In part 4 of this Exclusive Interview, Dr. Jeffrey Mechanick talks with Diabetes in Control Publisher Steve Freed during the AACE 2018 convention in Boston, MA about trans-cultural drivers in type 2 diabetes, such as different eating patterns in different cultures.

Dr. Jeffrey Mechanick, MD, FACE, FACR, FACN, ECNU is the Clinical Professor of Medicine and Director of Metabolic Support in the Division of Endocrinology, Diabetes and Bone Disease at the Icahn School of Medicine at Mount Sinai, NY.


Transcript of this video segment:

Freed: What is the focus on the transcultural drivers in Type 2 diabetes?

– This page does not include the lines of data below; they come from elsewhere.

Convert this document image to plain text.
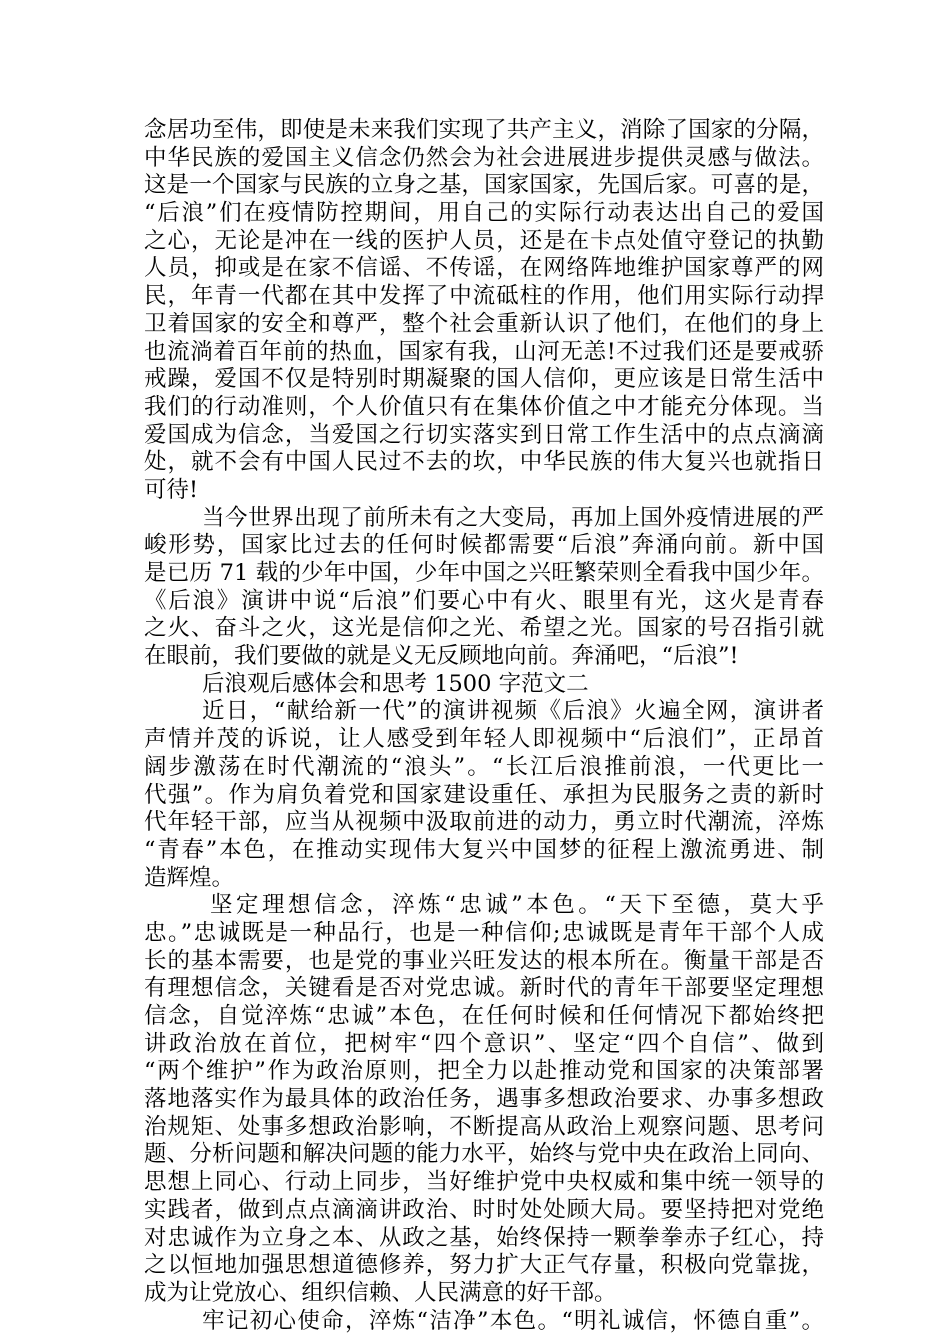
念居功至伟，即使是未来我们实现了共产主义，消除了国家的分隔，
中华民族的爱国主义信念仍然会为社会进展进步提供灵感与做法。
这是一个国家与民族的立身之基，国家国家，先国后家。可喜的是，
“后浪”们在疫情防控期间，用自己的实际行动表达出自己的爱国
之心，无论是冲在一线的医护人员，还是在卡点处值守登记的执勤
人员，抑或是在家不信谣、不传谣，在网络阵地维护国家尊严的网
民，年青一代都在其中发挥了中流砥柱的作用，他们用实际行动捍
卫着国家的安全和尊严，整个社会重新认识了他们，在他们的身上
也流淌着百年前的热血，国家有我，山河无恙!不过我们还是要戒骄
戒躁，爱国不仅是特别时期凝聚的国人信仰，更应该是日常生活中
我们的行动准则，个人价值只有在集体价值之中才能充分体现。当
爱国成为信念，当爱国之行切实落实到日常工作生活中的点点滴滴
处，就不会有中国人民过不去的坎，中华民族的伟大复兴也就指日
可待!
当今世界出现了前所未有之大变局，再加上国外疫情进展的严
峻形势，国家比过去的任何时候都需要“后浪”奔涌向前。新中国
是已历 71 载的少年中国，少年中国之兴旺繁荣则全看我中国少年。
《后浪》演讲中说“后浪”们要心中有火、眼里有光，这火是青春
之火、奋斗之火，这光是信仰之光、希望之光。国家的号召指引就
在眼前，我们要做的就是义无反顾地向前。奔涌吧，“后浪”!
后浪观后感体会和思考 1500 字范文二
近日，“献给新一代”的演讲视频《后浪》火遍全网，演讲者
声情并茂的诉说，让人感受到年轻人即视频中“后浪们”，正昂首
阔步激荡在时代潮流的“浪头”。“长江后浪推前浪，一代更比一
代强”。作为肩负着党和国家建设重任、承担为民服务之责的新时
代年轻干部，应当从视频中汲取前进的动力，勇立时代潮流，淬炼
“青春”本色，在推动实现伟大复兴中国梦的征程上激流勇进、制
造辉煌。
坚定理想信念，淬炼“忠诚”本色。“天下至德，莫大乎
忠。”忠诚既是一种品行，也是一种信仰;忠诚既是青年干部个人成
长的基本需要，也是党的事业兴旺发达的根本所在。衡量干部是否
有理想信念，关键看是否对党忠诚。新时代的青年干部要坚定理想
信念，自觉淬炼“忠诚”本色，在任何时候和任何情况下都始终把
讲政治放在首位，把树牢“四个意识”、坚定“四个自信”、做到
“两个维护”作为政治原则，把全力以赴推动党和国家的决策部署
落地落实作为最具体的政治任务，遇事多想政治要求、办事多想政
治规矩、处事多想政治影响，不断提高从政治上观察问题、思考问
题、分析问题和解决问题的能力水平，始终与党中央在政治上同向、
思想上同心、行动上同步，当好维护党中央权威和集中统一领导的
实践者，做到点点滴滴讲政治、时时处处顾大局。要坚持把对党绝
对忠诚作为立身之本、从政之基，始终保持一颗拳拳赤子红心，持
之以恒地加强思想道德修养，努力扩大正气存量，积极向党靠拢，
成为让党放心、组织信赖、人民满意的好干部。
牢记初心使命，淬炼“洁净”本色。“明礼诚信，怀德自重”。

Mechanick: Well, there are many transcultural drivers in Type 2 diabetes. Let’s go through some of the main ones. Nutrition would be one, and I would prefer that to be viewed as eating patterns. So, there is no good or bad food; it’s really the eating pattern that determines our risk for various chronic diseases. Those eating patterns change from one culture to another. It’s very important to understand that. It’s not even the food that are on the table – it’s also the timing of eating – we’re learning a lot about the chronobiology of obesity care and diabetes care; consuming most of the food earlier in the day, not eating so much right before you go to sleep, not night grazing. So, a lot of that finds its roots in cultural dictates. So, nutrition is one. Number two would be physical activity. There are many parts of the world where it is sort of ingrained in the culture not to sweat in public. There are many parts of the world where it is so hot that people do not want to go outside or as in the Islamic faith, [are required] to be covered. These things make it more difficult to go outside and exercise in the warmer climates. A lot of those cultural dictates find their way when we look at our American population in this diverse mosaic of an American population. So, as a physician you have to be prepared to discuss this. The sarcopenia – talking about progressive resistance training to build-up muscle mass, to add protein supplements perhaps to supplement a vegan diet or a vegetarian diet that you might find in an Asian-Indian family or an Asian-Indian culture for instance here. The socioeconomics, the belief system, the attitudes toward doctors and relating to doctors, dieticians, and the paramedical, and attitudes toward stress – a lot of populations come in from other countries where there is a huge amount of stress. There is actually an allostatic stress model for diabetes where you’re revving up all of that stress and the cortical input to the limbic system, counterregulatory hormones, cortisol, adrenaline, and however you cobble together all of the pieces of this, but stress is a huge factor and being able to come up with nonpharmacologic, nonsurgical ways to manage stress – that’s lifestyle medicine. So, meditation, various forms of dances, various forms of other physical activities are all part of the ways that we can transculturalize lifestyle medicine in order to better manage chronic disease such as diabetes.